La gestione dei percorsi di inclusione sociale nel Comune di Crosia finisce al centro di una dura contestazione sindacale.
La CISL di Cosenza, insieme alla FELSA territoriale, ha espresso una netta contrarietà rispetto alla decisione del Sindaco Aiello di interrompere le attività dei lavoratori impegnati nei Tirocini di Inclusione Sociale (TIS).
Una scelta definita inaccettabile, che non solo priva sei famiglie del necessario sostegno economico, ma rischia di generare pesanti disservizi all’interno della macchina comunale proprio mentre altri centri della provincia procedono spediti verso la stabilizzazione del personale precario.
La vicenda ha assunto contorni critici lo scorso 5 dicembre, quando ai sei lavoratori è stata notificata l’interruzione del tirocinio. L’amministrazione ha giustificato l’atto citando un presunto parere negativo della Commissione per la stabilità finanziaria degli enti locali (COSFEL), necessario poiché il Comune si trova in regime di riequilibrio finanziario. Tuttavia, nonostante le formali richieste di chiarimento inviate dalla FELSA CISL per visionare tale documentazione e comprendere le reali motivazioni del blocco, dal municipio non è giunta alcuna risposta ufficiale.

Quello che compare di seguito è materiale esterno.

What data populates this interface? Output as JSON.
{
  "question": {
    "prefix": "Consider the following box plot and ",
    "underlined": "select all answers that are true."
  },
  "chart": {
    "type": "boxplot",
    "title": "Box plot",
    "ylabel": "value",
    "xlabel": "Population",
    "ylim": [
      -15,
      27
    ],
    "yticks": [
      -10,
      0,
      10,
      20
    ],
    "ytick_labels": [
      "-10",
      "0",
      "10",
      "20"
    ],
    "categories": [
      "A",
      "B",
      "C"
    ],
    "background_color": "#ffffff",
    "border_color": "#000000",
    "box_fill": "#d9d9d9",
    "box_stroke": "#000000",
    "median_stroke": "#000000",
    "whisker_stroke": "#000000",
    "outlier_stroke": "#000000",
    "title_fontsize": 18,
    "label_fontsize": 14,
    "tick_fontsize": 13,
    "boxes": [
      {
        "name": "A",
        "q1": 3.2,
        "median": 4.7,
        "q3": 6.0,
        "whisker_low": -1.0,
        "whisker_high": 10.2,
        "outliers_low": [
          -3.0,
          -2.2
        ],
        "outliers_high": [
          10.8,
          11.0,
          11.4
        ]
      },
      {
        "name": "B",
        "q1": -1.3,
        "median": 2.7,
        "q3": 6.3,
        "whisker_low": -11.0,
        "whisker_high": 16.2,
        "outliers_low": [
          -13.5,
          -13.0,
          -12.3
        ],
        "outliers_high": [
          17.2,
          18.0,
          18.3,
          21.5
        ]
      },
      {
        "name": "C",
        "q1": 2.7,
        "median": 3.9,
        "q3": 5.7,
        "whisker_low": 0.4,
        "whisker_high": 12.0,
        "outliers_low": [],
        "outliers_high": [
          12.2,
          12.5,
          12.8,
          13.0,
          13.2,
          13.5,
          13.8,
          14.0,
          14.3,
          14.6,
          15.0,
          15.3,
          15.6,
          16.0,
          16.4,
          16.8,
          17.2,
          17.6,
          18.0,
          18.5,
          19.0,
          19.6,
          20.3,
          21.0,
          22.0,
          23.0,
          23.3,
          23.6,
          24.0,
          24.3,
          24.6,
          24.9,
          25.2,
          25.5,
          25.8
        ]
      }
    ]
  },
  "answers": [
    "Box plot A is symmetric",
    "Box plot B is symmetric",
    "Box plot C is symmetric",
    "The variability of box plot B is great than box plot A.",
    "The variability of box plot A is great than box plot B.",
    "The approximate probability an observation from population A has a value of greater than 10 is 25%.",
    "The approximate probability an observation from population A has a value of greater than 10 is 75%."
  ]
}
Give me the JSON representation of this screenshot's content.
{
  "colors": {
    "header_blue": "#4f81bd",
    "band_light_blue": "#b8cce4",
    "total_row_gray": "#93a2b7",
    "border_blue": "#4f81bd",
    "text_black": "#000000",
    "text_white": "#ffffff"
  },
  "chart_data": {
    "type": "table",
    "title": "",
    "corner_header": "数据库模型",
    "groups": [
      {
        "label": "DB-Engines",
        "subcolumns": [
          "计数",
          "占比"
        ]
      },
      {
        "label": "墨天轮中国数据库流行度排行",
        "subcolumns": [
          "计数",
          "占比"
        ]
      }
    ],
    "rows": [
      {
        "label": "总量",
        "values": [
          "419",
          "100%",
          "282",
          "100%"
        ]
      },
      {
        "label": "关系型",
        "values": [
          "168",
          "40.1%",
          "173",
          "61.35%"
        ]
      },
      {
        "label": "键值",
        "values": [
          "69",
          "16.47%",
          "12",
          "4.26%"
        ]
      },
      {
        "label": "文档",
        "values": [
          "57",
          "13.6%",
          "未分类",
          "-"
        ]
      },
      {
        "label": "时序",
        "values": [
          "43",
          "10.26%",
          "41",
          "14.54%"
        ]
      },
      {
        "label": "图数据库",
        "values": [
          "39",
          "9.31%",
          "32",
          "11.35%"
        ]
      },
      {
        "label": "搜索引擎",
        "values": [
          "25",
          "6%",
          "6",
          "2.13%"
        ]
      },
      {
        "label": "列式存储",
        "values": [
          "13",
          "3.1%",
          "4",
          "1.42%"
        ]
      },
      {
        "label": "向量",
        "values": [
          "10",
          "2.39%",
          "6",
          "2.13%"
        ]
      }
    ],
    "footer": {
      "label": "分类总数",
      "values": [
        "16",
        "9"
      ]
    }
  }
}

Il Segretario Generale della CISL di Cosenza, Michele Sapia, ha sottolineato l’urgenza di un cambio di rotta istituzionale per restituire certezze a chi attende da decenni una collocazione stabile. “Chiediamo responsabilità ed esigiamo trasparenza per i tirocinanti del Comune di Crosia. Lanciamo il nostro appello al Prefetto, a tutta la politica e alle istituzioni competenti”, ha dichiarato Sapia, rimarcando come la Regione Calabria avesse già previsto contributi economici specifici per queste assunzioni.
L’incomprensione dei sindacati nasce anche da un precedente atto amministrativo: la delibera di Giunta n. 90 del luglio 2025, con la quale l’Ente aveva manifestato la chiara volontà di procedere alla stabilizzazione dei sei tirocinanti. Il repentino dietrofront di dicembre appare dunque un paradosso burocratico che colpisce direttamente la dignità dei lavoratori. La CISL e il responsabile territoriale della FELSA, Domenico Lucente, hanno già informato il Prefetto di Cosenza attraverso una missiva dettagliata, richiedendo un intervento ispettivo sulla correttezza delle procedure adottate dal Comune.
La battaglia sindacale non intende fermarsi alla sola denuncia mediatica. I vertici della CISL hanno ribadito che, prima di avviare ulteriori mobilitazioni, confidano in una risoluzione guidata dal buon senso e dal confronto responsabile. “Al Sindaco e alla Giunta Comunale di Crosia non chiediamo assurdità o stranezze, ma pretendiamo chiarezza e trasparenza; esigiamo tutele e dignità per sei famiglie”, conclude Sapia, ricordando che la tutela del lavoro non può essere sacrificata a causa di incertezze amministrative.